L’inspecteur de police Maudarbocus Mohamedally, le porte-parole de la All Police Officers Unity (APOU), une branche syndicale qui vient d’être enregistrée sous l’Employment Relations Act, est d’avis que le Police (Membership) of Trade Union Bill voté au Parlement en décembre 2016 « équivaut à donner à la force policière un oiseau et couper ses ailes pour qu’il ne puisse pas s’envoler ». Pour cause, la police est autorisée à se syndiquer mais n’a pas droit à la grève dans n’importe circonstance, ni de former une fédération avec un autre syndicat et elle n’a pas le droit de se joindre à une autre fédération.
« Cette nouvelle loi aurait dû autoriser la police à se syndiquer et nous permettre de se joindre à une autre fédération du service civil pour faire entendre nos revendications. Valeur du jour, le management sait très bien que nous n’avons pas le droit à la grève. Cela ressemble un peu à ce qui se passe dans certaines entreprises à Maurice. Des employés continuent à revendiquer leurs droits, mais l’employeur ne réagit toujours pas. Car il sait que les employés ne pourraient pas aller plus loin parce qu’ils n’ont pas le droit à la grève ».

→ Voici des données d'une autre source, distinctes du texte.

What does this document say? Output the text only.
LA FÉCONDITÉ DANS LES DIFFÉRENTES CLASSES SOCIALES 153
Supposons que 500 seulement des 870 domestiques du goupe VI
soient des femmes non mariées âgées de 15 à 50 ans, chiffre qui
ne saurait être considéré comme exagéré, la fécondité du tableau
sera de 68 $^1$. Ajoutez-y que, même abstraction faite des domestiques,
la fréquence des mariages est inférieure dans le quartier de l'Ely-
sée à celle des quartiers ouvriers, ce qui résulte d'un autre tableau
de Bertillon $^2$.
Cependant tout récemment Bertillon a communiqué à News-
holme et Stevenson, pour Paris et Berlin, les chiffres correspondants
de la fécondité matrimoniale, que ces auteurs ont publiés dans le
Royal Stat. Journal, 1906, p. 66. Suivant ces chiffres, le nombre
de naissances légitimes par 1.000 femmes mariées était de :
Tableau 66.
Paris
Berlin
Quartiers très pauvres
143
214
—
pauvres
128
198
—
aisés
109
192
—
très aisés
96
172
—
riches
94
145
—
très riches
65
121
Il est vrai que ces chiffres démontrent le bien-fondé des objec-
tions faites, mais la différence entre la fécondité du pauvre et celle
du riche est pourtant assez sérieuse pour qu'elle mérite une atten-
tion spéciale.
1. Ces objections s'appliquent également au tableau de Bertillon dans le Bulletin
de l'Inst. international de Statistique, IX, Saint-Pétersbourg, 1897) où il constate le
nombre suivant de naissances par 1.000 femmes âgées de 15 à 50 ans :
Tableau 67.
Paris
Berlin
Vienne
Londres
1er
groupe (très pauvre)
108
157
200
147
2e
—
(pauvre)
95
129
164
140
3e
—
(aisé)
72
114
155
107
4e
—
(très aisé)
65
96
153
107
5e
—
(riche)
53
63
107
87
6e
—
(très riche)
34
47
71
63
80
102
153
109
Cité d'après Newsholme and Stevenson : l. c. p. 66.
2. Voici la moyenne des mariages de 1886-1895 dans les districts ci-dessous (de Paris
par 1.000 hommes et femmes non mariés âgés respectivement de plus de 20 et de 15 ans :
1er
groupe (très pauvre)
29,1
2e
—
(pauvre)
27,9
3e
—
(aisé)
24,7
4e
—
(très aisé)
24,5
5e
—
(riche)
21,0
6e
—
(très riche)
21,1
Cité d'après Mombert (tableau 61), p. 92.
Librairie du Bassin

L’inspecteur Maudarbocus juge que la création de nouveaux syndicats tels que l’Union Policière (UP) dont le porte-parole est l’assistant surintendant Hector Tuyau, le Police Officers Solidarity Group (POSG) représenté par Jaylall Boojhawon et la Junior Police Officers Union (JPOU) qui viennent de voir le jour et même la All Police Officers Unity dont il est le porte-parole « est venue semer la confusion au sein de la force policière et a apporté plus de division que d’unité ».
Pour lui, ceux qui ont eu recours à la Cour suprême pour revendiquer et pour réclamer la paternité d’être les premiers à avoir suggéré la création d’un syndicat pour la police « font un faux débat et ont induit toute la force policière en erreur. Cela existait déjà dans la Mauritius Police Federation Regulation, gazetted en 2004 et dans la Metropolitan Police Federation en Angleterre. Certains dirigeants syndicaux de la force policière utilisent souvent la presse pour faire du sensationnalisme et pour défendre leurs propres intérêts. Résulat, la force policière est divisée ».
Selon lui, les trois dirigeants syndicaux y compris lui-même n’ont pas encore été officiellement désignés, bien que la loi eût été votée en décembre dernier, « pour être le représentant de la force pour faire entendre nos revendications au Commissaire de Police, parski okenn parmi nou pa ankor gagn 30 % des membres comme préconisé dans la loi. Cela se faisait avant sous la Mauritius Police Federation Act 2004. La force policière nage en pleine confusion. On ne peut continuer ainsi ».
L’inspecteur Maudarbocus se souvient aussi de l’époque où le secrétaire du cabinet réunissait des représentants de la Police Federation, le Commissaire de police d’alors, le conseiller légal qui représentait la fédération pour discuter de différents aspects touchant la force policière. « On discutait de tout, que ce soit le salaire, les facilités de logement, les allocations, les heures supplémentaires et ce, de manière ordonnée. La police n’avait pas le droit de se syndiquer à cette époque. Cela se passait dans la discipline et il y avait un suivi régulier de ce qui avait été discuté».
Que suggère le porte-parole de l’APOU pour remédier à la situation ? « Que le commissaire organise une élection comme stipulé dans la loi, laquelle se lit ainsi : “Where it appears that the trade union is not in accordance with section 37, organize and supervise a secret ballot in the bargaining unit” ». Cette élection, dit-il, permettrait à la force policière de se regrouper autour d’une seule fédération.
L’inspecteur de police sait qu’il est difficile de faire marche arrière. Sinon il aurait proposé d’abroger la nouvelle loi, qui « interdit le droit à la grève et restreint la liberté de la force policière sur le plan des revendications », et de retourner aux Mauritius Police Federation Regulations 2004.
« Il est de notre devoir de donner une image positive de la force policière pour la promotion of constructive dialogue for the regulation of employment relation between police officers and Police Management ».